Accession ID: B3EWP6
Fragment: True
Embedding shape: torch.Size([1, 439, 1024])
Attention mask shape: torch.Size([439])





In [31]:
with torch.no_grad():
    for (batch_num, entries) in tqdm(enumerate(tokenized_input), total=len(tokenized_input)):
        # Collect batch data
        acc_ids = []
        fragment_status = []
        #fragment_types = []
        batch_input_ids = []
        batch_attention_masks = []

        for (acc_id, is_fragment, input_ids, attention_mask) in entries:
            acc_ids.append(acc_id)
            fragment_status.append(is_fragment)
            #fragment_types.append(fragment_type)
            batch_input_ids.append(input_ids)
            batch_attention_masks.append(attention_mask)

        # Stack into proper batches [batch_size, seq_len]
        batch_input_ids = torch.stack(batch_input_ids).to(DEVICE)
        batch_attention_masks = torch.stack(batch_attention_masks).to(DEVICE)

        # Get embeddings [batch_size, seq_len, embedding_dim]
        embeddings = model(
            input_ids=batch_input_ids,
            attention_mask=batch_attention_masks
        ).last_hidden_state

        # Mean pooling: average over sequence length, weighted by attention mask
        # Expand attention mask to match embedding dimensions
        mask = batch_attention_masks.unsqueeze(-1).expand(embeddings.size()).float()
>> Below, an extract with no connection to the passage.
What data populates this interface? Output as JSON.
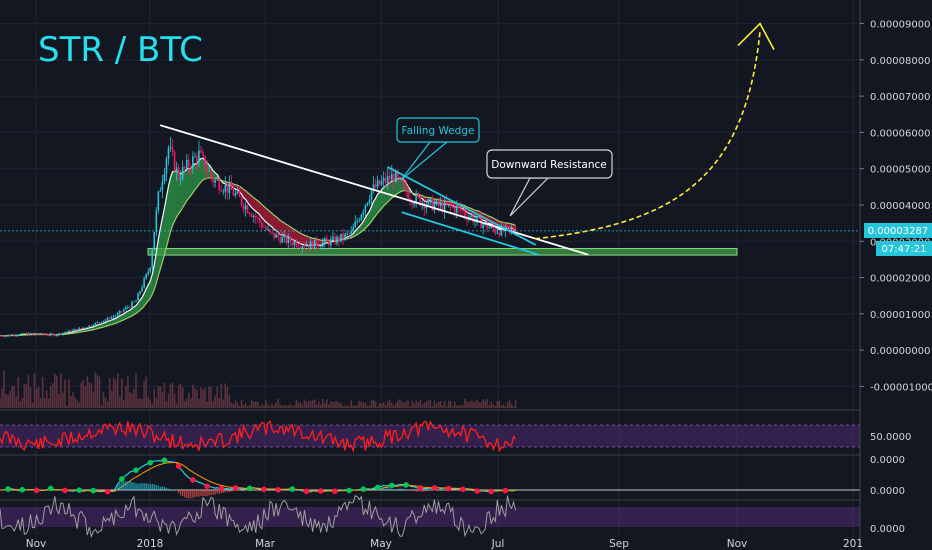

        # Sum embeddings where attention mask is 1
        summed = torch.sum(embeddings * mask, dim=1)
        # Count how many positions were summed (sequence lengths)
        lengths = torch.sum(mask, dim=1)
        # Average: [batch_size, embedding_dim]
        prot_embeds = summed / lengths

        # Store embeddings with their accession IDs
        for i, (acc_id, is_fragment) in enumerate(zip(acc_ids, fragment_status)):
            all_embeddings.append((acc_id, is_fragment, prot_embeds[i].cpu()))

        # Progress logging
        if batch_num % 100 == 0:
            print(f"Processed {batch_num * BATCH_SIZE} sequences...")

        # Periodic saving
        if batch_num % 1000 == 0 and batch_num > 0:
            with open(f"./embeddings/embeddings_{batch_num}.pkl", "wb") as p:
                pickle.dump(all_embeddings, p)
            print(f"Saved checkpoint at batch {batch_num}")

# Save final embeddings
with open(f"./embeddings/final_embeddings.pkl", "wb") as p:
    pickle.dump(all_embeddings, p)

print(f"\nComplete! Generated {len(all_embeddings)} embeddings.")

  0%|          | 1/607 [00:00<02:06,  4.78it/s]

Processed 0 sequences...


 17%|█▋        | 103/607 [00:29<00:39, 12.67it/s]

Processed 800 sequences...


 33%|███▎      | 201/607 [00:48<02:26,  2.77it/s]

Processed 1600 sequences...


 50%|████▉     | 301/607 [01:09<00:36,  8.37it/s]

Processed 2400 sequences...


 66%|██████▌   | 402/607 [01:23<00:08, 24.37it/s]

Processed 3200 sequences...


 83%|████████▎ | 501/607 [01:36<00:29,  3.64it/s]

Processed 4000 sequences...


100%|█████████▉| 604/607 [01:44<00:00, 37.84it/s]

Processed 4800 sequences...


100%|██████████| 607/607 [01:44<00:00,  5.81it/s]


Complete! Generated 4806 embeddings.